Voluntários que atuam nas buscas pelos irmãos Ágata Isabelle, de 5 anos, e Allan Michael, de 4, encontraram, na manhã deste domingo (11), novas peças de roupas infantis em uma área de mata dentro do perímetro de buscas, na zona rural de Bacabal. As crianças estão desaparecidas desde a tarde do dia 4 de janeiro, no quilombo São Sebastião dos Pretos.
Segundo relatos de voluntários, as roupas estavam próximas a uma grota, em um trecho de vegetação alta, ainda dentro da área do povoado onde os irmãos desapareceram. No mesmo local, também foi encontrada uma xícara de porcelana. Todo o material recolhido deverá passar por análise da Polícia Civil do Maranhão, que mantém as investigações sob sigilo.
Esta é a segunda ocorrência de localização de objetos infantis durante a operação. Na última quinta-feira (8), um calção e uma sandália foram encontrados em outra área de mata. Após perícia, foi confirmado que as peças pertenciam a Anderson Kauã, de 8 anos, primo das crianças, que também havia desaparecido, mas foi localizado com vida no mesmo dia por carroceiros.

Ainda neste domingo, equipes da Perícia Oficial retornaram ao povoado para novos trabalhos técnicos. As autoridades evitam divulgar detalhes para não comprometer o andamento das investigações.
Leia também: Lago, mata fechada e relato-chave: os dias de buscas por irmãos desaparecidos
Buscas chegam ao nono dia
Nesta segunda-feira (12), a operação de buscas chega ao nono dia consecutivo, com reforço significativo. Ao todo, cerca de 600 pessoas, entre agentes de segurança e voluntários, participam da força-tarefa. A ação conta com o apoio de 26 militares do Exército Brasileiro, além de policiais do Batalhão Ambiental da Polícia Militar.
As equipes concentram esforços em uma área que abriga um lago de aproximadamente 800 metros, local onde foram encontrados os pertences de Anderson Kauã. O próprio relato do menino, prestado aos pais e à equipe psicológica que o acompanha no hospital, reforçou a hipótese de que Ágata e Allan possam estar na região. Segundo ele, os três passaram pelo lago, e os irmãos ficaram no local enquanto ele buscava ajuda.
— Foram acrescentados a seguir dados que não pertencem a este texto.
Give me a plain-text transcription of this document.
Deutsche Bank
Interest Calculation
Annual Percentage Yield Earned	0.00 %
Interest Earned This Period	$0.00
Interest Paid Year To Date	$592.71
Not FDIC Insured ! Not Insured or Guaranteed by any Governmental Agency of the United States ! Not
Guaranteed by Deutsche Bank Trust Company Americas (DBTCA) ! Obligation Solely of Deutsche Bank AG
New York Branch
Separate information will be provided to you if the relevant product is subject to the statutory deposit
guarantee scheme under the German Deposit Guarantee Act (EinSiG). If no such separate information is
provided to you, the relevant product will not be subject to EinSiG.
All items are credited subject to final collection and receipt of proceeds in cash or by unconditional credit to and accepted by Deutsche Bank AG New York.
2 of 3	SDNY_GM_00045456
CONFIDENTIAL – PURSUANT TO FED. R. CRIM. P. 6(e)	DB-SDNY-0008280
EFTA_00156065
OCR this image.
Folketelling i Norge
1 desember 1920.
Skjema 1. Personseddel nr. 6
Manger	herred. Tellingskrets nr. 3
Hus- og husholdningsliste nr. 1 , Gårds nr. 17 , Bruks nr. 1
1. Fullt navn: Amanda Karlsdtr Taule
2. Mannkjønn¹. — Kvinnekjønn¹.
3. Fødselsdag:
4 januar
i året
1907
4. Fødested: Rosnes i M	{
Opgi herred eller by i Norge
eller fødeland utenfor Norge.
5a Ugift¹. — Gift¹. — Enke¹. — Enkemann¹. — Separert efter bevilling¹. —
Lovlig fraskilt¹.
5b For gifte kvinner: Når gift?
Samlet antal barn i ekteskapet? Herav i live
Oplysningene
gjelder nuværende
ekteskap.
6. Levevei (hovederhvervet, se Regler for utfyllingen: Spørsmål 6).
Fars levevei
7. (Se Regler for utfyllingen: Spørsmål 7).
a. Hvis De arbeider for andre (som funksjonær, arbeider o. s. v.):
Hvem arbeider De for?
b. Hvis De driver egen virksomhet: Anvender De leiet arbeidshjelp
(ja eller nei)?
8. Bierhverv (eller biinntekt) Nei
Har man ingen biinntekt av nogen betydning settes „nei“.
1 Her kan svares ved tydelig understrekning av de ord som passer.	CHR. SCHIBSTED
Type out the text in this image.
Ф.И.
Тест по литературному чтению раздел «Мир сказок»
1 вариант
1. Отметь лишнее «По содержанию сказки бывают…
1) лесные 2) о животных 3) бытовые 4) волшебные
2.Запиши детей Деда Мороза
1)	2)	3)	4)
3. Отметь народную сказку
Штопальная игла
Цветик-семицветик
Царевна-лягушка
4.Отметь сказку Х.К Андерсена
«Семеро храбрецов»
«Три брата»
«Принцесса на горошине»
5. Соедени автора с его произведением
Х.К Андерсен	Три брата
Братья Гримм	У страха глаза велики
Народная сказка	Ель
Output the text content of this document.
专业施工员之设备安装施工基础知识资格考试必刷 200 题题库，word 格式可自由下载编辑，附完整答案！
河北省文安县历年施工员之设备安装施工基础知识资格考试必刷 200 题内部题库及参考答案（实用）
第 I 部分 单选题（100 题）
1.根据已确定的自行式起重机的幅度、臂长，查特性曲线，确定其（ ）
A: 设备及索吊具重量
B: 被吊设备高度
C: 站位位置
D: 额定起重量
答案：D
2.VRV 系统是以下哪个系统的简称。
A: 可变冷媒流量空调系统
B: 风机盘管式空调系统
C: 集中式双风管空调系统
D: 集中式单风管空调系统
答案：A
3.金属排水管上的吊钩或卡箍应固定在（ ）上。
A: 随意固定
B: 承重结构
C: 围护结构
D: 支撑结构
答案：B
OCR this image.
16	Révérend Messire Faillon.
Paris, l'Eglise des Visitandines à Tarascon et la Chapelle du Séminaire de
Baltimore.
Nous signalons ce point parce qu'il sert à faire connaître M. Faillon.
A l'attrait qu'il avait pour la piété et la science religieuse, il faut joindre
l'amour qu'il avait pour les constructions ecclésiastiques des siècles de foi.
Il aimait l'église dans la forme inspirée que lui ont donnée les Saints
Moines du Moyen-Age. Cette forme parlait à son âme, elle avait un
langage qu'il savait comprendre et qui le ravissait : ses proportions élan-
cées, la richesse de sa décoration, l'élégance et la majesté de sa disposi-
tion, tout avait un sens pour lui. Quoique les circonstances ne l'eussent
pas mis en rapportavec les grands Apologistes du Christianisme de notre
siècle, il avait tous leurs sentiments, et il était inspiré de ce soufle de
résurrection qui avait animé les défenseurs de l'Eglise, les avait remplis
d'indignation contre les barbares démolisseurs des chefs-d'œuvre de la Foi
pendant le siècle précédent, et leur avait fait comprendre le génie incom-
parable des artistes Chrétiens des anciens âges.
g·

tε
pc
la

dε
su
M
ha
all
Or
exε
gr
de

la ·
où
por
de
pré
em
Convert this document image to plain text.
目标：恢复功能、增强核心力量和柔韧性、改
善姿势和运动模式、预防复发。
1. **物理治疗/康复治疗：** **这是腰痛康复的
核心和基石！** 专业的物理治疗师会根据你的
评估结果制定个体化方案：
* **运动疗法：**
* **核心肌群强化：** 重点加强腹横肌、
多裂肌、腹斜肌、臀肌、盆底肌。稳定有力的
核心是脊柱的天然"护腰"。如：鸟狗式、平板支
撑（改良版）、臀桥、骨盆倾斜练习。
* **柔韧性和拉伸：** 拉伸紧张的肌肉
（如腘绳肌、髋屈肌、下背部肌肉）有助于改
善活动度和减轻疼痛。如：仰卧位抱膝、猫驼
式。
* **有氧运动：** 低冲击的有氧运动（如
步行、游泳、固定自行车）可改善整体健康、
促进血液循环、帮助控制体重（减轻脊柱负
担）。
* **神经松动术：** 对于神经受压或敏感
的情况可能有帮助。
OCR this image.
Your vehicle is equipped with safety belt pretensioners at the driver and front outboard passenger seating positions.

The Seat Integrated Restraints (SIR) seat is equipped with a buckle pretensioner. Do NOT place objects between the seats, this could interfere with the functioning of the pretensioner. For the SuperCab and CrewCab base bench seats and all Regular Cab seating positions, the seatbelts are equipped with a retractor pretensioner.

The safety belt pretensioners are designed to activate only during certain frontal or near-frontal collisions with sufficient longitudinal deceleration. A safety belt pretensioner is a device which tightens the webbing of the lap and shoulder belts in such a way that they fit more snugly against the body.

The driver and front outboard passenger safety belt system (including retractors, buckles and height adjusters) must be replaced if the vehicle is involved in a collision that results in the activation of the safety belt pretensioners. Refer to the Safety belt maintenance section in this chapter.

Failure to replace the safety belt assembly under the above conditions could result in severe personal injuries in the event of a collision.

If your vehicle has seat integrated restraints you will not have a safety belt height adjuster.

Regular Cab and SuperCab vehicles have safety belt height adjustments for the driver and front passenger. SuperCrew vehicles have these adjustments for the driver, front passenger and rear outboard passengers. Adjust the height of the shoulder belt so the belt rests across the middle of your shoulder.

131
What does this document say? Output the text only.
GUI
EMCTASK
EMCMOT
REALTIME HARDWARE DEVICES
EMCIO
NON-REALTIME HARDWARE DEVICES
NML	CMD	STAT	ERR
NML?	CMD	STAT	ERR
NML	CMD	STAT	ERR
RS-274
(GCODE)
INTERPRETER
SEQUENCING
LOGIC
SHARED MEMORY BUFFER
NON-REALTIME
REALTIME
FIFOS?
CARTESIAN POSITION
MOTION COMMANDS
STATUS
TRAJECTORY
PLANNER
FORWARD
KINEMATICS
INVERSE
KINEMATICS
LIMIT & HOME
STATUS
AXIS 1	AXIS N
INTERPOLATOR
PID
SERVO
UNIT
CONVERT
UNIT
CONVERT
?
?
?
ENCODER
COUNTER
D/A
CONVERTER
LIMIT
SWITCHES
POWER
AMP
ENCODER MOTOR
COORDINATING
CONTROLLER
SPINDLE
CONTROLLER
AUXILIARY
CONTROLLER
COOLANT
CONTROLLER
De acordo com o tenente-coronel Marcos Bittencourt, o terreno apresenta dificuldades significativas: vegetação densa, poucas trilhas, áreas alagadas, ausência de energia elétrica e risco de armadilhas instaladas por caçadores. Além disso, há registro da presença de serpentes e outros animais silvestres, o que exige cautela redobrada das equipes.
As buscas também se estendem a áreas adjacentes, com apoio de helicóptero do Centro Tático Aéreo (CTA), drones com câmeras térmicas e cães farejadores. Moradores da região auxiliam indicando trilhas antigas, caminhos pouco conhecidos e acessos por rios, incluindo o rio Mearim, que corta parte da área investigada.
A mobilização popular segue intensa. Voluntários de diversos povoados continuam chegando diariamente para reforçar as equipes, mantendo a esperança de localizar as crianças com vida.